Wer es gerne so richtig, richtig ruhig haben möchte, der sollte sich in Schwalldorf niederlassen.

05.12.2018

Von Andrea Bachmann

Bilder: Erich Sommer

Im Gegensatz zu allen anderen Orten rund um Rottenburg leben hier tatsächlich weniger Menschen als vor etwa 150 Jahren: 1858 zählte man hier 783 Seelen, 2013 waren es 763. Das Dorf auf der Gäuhochfläche liegt idyllisch, aber abgelegen abseits größerer Straßen. Einen Bahnhof gibt es nicht, der nächste ist in Bieringen. Gegenüber der Bieringer Bahnstation führt ein Weg durch den Wald hoch nach Schwalldorf, etwa anderthalb Kilometer lang und nur für den land- und forstwirtschaftlichen Verkehr freigegeben.
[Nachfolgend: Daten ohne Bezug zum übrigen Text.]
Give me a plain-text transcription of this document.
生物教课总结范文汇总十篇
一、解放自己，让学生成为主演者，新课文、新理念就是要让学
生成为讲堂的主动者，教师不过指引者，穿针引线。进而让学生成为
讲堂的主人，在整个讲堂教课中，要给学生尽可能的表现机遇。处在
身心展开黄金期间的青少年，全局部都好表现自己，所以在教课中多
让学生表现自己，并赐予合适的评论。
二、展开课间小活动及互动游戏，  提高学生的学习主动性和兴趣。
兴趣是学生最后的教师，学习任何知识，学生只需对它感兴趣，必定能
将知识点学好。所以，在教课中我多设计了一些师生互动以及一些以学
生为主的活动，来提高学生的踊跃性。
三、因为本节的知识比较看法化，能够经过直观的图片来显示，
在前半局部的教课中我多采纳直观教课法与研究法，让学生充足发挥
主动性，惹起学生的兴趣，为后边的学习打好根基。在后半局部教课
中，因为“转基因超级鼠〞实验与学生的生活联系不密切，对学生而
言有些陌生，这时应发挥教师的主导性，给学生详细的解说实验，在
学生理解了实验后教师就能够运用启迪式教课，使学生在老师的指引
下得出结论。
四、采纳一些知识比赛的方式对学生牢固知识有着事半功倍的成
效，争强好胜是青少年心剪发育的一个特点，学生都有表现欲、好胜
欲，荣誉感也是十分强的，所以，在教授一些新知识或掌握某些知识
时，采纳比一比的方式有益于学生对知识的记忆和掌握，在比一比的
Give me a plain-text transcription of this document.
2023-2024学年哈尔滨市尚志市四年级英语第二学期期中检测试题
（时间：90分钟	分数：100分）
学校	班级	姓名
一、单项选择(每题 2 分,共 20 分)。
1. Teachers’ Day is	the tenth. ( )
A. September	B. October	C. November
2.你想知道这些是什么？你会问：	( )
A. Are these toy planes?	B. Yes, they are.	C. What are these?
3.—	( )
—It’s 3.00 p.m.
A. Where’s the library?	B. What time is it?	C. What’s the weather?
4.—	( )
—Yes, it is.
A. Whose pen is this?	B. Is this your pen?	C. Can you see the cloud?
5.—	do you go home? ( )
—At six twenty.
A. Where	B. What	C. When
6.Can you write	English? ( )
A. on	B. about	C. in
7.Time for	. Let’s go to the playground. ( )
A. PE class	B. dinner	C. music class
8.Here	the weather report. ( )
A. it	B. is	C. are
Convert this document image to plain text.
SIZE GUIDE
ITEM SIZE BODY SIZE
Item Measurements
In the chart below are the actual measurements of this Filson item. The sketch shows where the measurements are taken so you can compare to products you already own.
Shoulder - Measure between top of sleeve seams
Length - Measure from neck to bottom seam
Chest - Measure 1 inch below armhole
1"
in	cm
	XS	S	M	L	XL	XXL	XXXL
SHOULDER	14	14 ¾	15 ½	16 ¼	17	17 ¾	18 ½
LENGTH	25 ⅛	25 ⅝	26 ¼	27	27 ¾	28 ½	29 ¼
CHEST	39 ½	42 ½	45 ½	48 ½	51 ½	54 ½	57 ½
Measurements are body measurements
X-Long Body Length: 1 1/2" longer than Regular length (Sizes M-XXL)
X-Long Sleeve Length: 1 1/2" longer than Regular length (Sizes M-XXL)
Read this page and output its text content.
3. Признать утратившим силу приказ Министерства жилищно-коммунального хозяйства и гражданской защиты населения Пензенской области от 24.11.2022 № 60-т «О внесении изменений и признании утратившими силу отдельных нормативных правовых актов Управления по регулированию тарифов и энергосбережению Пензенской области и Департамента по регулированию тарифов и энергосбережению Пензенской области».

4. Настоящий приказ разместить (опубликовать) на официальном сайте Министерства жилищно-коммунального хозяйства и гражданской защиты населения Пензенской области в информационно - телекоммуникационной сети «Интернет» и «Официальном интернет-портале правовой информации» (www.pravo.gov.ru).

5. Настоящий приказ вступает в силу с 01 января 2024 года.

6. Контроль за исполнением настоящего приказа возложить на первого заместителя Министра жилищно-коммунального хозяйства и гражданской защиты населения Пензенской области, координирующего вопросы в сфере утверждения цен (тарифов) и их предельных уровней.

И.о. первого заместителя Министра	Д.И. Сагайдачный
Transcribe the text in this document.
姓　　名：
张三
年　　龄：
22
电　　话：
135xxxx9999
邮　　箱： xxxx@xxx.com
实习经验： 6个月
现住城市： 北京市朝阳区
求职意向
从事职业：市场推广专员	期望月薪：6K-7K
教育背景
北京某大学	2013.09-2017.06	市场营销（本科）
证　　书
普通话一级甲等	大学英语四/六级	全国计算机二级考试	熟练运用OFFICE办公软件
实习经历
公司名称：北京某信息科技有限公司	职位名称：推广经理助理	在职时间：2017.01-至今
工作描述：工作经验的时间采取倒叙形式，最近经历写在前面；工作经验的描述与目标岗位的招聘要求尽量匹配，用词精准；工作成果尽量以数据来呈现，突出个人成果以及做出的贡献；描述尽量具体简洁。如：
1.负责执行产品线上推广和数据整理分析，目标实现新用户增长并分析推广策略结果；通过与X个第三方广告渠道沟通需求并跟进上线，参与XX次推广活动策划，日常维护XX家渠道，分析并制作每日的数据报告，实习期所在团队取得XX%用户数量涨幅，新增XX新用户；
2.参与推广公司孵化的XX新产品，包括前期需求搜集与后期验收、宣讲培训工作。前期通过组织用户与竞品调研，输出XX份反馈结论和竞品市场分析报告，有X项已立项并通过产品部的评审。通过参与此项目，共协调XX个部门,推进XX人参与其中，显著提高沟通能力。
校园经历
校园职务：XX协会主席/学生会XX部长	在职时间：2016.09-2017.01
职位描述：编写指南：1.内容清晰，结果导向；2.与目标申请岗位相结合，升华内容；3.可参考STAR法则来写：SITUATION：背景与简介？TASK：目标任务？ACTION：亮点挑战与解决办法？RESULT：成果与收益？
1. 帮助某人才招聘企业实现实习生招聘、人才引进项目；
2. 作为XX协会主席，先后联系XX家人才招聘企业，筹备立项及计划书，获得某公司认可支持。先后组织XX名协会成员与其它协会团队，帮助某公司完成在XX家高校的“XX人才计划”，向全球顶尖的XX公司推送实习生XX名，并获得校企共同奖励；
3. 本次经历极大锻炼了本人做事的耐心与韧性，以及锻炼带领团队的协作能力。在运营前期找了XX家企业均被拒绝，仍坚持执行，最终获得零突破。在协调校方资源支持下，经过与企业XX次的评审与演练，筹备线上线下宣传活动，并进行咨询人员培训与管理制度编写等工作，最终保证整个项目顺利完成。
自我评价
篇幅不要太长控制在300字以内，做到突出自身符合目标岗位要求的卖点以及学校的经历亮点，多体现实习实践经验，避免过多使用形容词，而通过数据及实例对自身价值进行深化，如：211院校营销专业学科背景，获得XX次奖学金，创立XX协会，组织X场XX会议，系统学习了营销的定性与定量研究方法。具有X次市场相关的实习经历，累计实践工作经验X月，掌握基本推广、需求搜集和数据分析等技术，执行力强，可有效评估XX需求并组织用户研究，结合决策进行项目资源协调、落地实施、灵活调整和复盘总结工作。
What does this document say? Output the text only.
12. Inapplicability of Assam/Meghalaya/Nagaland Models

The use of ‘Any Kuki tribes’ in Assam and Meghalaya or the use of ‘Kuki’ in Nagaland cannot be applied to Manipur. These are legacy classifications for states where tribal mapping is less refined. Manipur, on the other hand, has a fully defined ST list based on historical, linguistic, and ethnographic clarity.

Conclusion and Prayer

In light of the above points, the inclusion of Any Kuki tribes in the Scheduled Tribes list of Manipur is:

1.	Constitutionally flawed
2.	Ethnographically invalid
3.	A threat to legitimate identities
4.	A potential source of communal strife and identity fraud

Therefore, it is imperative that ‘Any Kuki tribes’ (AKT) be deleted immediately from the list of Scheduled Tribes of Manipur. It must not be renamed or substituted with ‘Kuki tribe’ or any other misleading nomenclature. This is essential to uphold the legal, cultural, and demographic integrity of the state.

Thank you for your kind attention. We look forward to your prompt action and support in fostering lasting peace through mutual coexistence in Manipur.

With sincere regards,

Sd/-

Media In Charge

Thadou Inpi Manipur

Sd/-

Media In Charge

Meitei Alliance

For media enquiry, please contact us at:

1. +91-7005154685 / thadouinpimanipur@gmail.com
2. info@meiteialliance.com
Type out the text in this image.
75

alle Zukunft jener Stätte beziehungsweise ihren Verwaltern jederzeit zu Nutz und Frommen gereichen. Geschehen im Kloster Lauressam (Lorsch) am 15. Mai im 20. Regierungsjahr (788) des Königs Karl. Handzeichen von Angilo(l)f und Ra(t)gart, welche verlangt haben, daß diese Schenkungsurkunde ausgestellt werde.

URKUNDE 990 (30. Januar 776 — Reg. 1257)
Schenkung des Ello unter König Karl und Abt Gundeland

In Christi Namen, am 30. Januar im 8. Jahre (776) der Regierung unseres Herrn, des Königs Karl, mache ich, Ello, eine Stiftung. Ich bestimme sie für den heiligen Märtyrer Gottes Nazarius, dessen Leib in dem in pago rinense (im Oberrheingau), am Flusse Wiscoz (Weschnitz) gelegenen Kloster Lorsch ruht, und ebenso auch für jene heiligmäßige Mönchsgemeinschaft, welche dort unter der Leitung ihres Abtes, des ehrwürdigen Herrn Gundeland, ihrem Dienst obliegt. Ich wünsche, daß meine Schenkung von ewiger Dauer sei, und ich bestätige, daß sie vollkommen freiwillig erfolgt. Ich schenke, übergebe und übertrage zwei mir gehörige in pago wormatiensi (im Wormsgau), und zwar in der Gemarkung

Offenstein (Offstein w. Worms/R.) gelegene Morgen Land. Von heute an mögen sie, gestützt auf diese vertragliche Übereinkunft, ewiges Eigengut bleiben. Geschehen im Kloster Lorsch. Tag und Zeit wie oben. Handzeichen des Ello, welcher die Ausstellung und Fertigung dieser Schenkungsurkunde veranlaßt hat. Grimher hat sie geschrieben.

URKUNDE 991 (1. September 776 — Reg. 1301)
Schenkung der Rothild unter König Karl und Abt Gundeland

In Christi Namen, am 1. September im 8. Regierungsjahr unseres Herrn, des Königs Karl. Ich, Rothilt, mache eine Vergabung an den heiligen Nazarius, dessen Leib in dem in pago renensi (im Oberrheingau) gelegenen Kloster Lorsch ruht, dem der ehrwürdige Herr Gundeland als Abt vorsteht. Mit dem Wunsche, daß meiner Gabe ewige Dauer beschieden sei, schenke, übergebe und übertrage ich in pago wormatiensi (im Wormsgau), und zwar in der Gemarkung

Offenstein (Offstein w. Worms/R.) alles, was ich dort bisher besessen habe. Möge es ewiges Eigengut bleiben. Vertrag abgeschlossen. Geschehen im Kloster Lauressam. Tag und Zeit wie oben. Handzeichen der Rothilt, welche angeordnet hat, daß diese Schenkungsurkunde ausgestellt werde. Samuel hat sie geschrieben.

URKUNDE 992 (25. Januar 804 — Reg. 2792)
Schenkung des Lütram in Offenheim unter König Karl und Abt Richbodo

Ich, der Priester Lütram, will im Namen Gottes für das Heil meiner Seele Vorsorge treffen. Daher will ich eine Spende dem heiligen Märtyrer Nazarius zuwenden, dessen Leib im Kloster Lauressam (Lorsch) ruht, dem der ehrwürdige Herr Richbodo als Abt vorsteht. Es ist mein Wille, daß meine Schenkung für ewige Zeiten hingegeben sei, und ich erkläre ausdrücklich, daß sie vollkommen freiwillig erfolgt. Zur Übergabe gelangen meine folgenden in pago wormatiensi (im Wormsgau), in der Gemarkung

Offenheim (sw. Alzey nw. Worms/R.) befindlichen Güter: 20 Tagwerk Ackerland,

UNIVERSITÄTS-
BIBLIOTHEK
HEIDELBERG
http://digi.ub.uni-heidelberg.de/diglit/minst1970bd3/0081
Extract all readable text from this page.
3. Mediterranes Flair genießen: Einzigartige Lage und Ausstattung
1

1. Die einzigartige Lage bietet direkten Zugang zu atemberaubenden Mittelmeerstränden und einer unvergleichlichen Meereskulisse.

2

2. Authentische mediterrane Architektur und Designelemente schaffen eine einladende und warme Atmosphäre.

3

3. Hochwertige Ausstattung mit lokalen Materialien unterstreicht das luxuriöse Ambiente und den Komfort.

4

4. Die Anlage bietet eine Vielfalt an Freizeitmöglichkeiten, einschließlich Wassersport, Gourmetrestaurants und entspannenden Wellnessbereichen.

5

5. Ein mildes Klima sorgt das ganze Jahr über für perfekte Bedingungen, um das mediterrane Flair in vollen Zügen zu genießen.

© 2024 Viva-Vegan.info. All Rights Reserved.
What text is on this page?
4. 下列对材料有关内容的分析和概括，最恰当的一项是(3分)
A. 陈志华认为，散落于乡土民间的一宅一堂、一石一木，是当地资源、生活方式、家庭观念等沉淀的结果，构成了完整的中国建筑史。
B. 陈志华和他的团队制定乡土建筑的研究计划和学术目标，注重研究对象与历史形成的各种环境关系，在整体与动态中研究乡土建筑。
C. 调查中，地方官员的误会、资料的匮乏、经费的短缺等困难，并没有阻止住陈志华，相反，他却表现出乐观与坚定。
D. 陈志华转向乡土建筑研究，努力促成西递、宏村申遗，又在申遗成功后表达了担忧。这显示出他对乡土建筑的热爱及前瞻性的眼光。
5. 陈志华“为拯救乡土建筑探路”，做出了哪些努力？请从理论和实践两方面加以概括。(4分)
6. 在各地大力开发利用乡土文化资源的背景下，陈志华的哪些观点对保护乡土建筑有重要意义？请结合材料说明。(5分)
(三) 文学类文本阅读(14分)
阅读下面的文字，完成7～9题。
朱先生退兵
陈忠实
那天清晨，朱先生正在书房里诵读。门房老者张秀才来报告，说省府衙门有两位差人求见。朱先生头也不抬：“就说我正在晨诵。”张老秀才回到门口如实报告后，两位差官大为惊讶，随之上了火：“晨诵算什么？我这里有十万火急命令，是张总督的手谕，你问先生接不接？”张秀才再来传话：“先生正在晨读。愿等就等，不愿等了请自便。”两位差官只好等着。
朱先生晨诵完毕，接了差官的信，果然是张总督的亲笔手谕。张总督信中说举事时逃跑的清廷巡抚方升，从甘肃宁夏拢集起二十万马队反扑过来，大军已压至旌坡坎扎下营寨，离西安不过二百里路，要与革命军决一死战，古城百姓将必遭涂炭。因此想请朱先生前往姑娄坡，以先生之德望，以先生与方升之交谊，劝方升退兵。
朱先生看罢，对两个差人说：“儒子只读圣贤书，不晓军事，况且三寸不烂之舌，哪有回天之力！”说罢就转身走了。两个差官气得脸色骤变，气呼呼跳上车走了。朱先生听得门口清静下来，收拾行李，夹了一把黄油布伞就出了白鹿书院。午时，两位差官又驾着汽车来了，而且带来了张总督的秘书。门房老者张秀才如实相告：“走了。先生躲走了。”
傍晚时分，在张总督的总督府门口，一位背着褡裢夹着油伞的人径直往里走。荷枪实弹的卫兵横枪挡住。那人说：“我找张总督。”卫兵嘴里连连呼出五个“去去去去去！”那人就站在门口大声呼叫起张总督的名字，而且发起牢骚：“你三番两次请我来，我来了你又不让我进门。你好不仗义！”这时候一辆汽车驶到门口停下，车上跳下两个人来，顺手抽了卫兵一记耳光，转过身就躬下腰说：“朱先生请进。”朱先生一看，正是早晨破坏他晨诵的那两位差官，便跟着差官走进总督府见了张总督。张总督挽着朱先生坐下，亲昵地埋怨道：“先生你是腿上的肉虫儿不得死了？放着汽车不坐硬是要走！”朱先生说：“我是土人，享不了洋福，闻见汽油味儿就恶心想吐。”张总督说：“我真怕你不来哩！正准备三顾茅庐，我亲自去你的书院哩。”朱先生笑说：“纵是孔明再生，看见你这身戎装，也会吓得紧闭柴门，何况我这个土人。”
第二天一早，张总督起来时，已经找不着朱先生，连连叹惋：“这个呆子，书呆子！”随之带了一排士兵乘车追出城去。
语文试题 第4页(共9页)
Im Winter wird er nicht einmal geräumt. Busse verkehren unter der Woche tagsüber im Stundentakt, am Samstag alle zwei Stunden und am Sonntag bleibt man besser daheim. Auch virtuell war Schwalldorf lange ein abgelegener Außenposten: Erst 2010 wurde ein Glasfaserkabel verlegt, was den Einwohnern, die bis dahin mit Modem und ISDN vorlieb nehmen mussten, immerhin satte 50 Mbit/s bescherte. Aber schön ist der Ort, der viel reizvolle Landschaft sowie Ausblicke ins Neckartal und auf die Alb zu bieten hat.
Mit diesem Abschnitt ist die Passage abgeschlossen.